Pourquoi le lycée professionnel a-t-il souvent l’image d’un repoussoir lors d’une orientation par défaut ?

Pour comprendre les raisons ayant amené le LP à être associé à une voie d’orientation peu choisie, il faut faire un détour historique. A première vue, lorsqu’on compare la position des lycées professionnels aujourd’hui à celle des collèges d’enseignement technique, et bien avant encore, des centres d’apprentissage, le contraste est saisissant : au statut dévalorisé et dominé de la scolarité en lycée professionnel s’oppose l’image – certes idéalisée – d’un ordre de formation qui a longtemps transmis le savoir-faire ouvrier, dans une société industrielle en plein essor, où l’espoir de connaître une mobilité professionnelle et sociale grâce à la formation était fortement ancré. La formation des futurs ouvriers, avec la création du CAP en 1919 et sa normalisation sous Vichy – le diplôme est devenu national – puis avec l’instauration jusqu’en 1967, d’un examen d’entrée dans les collèges d’enseignement technique (futurs LEP puis LP), bénéficiait d’une forte reconnaissance tant sociale que par les milieux professionnels.

L’enseignement professionnel a su, au lendemain de la Seconde Guerre mondiale, garantir un statut social et professionnel aux titulaires du CAP : on devenait directement ouvrier professionnel avec la perspective de connaître une promotion dans l’entreprise. La recomposition de la classe ouvrière, annonçant le déclin de son unité, la scolarisation de la formation professionnelle des futurs ouvriers, et le développement massif d’un chômage touchant fortement les milieux populaires, conduiront au discrédit de ce que l’on appelait « l’enseignement technique court ». Ils renforceront le sentiment d’une chute que partagent beaucoup d’élèves des élèves entrant dans les lycées professionnels. On allait au LP parce qu’on était fils (ou fille) d’ouvrier ; désormais, les élèves y vont pour nombre d’entre eux parce qu’ils sont en échec au collège !
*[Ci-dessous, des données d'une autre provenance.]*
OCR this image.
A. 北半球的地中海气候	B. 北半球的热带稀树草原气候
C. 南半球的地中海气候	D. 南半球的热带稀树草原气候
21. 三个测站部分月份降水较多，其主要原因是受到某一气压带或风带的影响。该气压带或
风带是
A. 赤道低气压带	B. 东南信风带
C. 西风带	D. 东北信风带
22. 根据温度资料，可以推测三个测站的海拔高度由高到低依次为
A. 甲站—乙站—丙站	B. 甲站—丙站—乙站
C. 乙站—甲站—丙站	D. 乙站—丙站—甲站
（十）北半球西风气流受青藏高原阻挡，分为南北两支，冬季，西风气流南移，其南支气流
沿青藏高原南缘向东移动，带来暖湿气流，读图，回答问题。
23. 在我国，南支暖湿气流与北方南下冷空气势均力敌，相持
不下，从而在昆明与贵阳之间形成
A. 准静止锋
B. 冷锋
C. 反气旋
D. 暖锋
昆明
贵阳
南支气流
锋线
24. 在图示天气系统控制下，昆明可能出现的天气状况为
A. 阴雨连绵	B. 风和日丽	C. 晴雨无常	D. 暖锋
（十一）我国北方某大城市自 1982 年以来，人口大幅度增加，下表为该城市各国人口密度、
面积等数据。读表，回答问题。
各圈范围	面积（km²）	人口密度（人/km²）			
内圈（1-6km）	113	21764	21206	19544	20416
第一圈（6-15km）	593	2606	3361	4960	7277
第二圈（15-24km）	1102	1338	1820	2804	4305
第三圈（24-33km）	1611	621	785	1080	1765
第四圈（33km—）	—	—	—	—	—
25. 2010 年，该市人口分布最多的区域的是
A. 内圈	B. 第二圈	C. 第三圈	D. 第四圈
Le lycée professionnel a connu de profonds changements depuis bientôt quatre décennies…

Sur de nombreux points, tout semble séparer le LP aujourd’hui de ce qu’il fut au temps où il accueillait des élèves censés constituer la future élite des ouvriers qualifiés. Institution peu choisie, même si des évolutions récentes relativisent ce constat, discréditée au collège, accueillant surtout des élèves ne pouvant pas intégrer la voie générale et technologique, le LP ressemble davantage à un contexte devant d’abord « réparer », socialiser et « réconcilier » un public avec l’école et les savoirs avant de le former professionnellement. La création du baccalauréat professionnel a indiscutablement contribué à valoriser le LP mais dans le même temps, la thématique du décrochage tend à focaliser et à juste titre, l’attention des acteurs, quand le sort des élèves de CAP, soit le public le plus fragile scolairement et socialement devient également préoccupant !

Comment expliquer la dévalorisation de la voie professionnelle ?

C’est au moment où cette formation s’est scolarisée et a été « intégrée » à l’Education nationale qu’elle a entamé un processus de dévalorisation que la crise du marché du travail lors des années 70 va précipiter en quelque sorte. La dévalorisation de la voie professionnelle procède de la conjonction de trois facteurs : sa scolarisation – au double sens du terme, intégration à l’EN, sous l’effet de la massification, et scolarisation des contenus d’enseignement -, la tertiarisation du marché du travail – ce qui se traduit par la recomposition de la classe ouvrière et par la difficulté à assurer aux nouvelles générations un appui symbolique promouvant une culture de métier et des solidarités – et le développement du chômage qui touche dans de fortes proportions les diplômés de l’enseignement professionnel. L’élévation de niveaux de qualification contribue à propager l’idée que la survie scolaire et l’accès aux diplômes supérieurs restent surtout l’apanage de la filière générale et éventuellement technologique de lycée.

Ces raisons socio-historiques suffisent-elles pour comprendre le désintérêt à l’égard de la voie professionnelle ?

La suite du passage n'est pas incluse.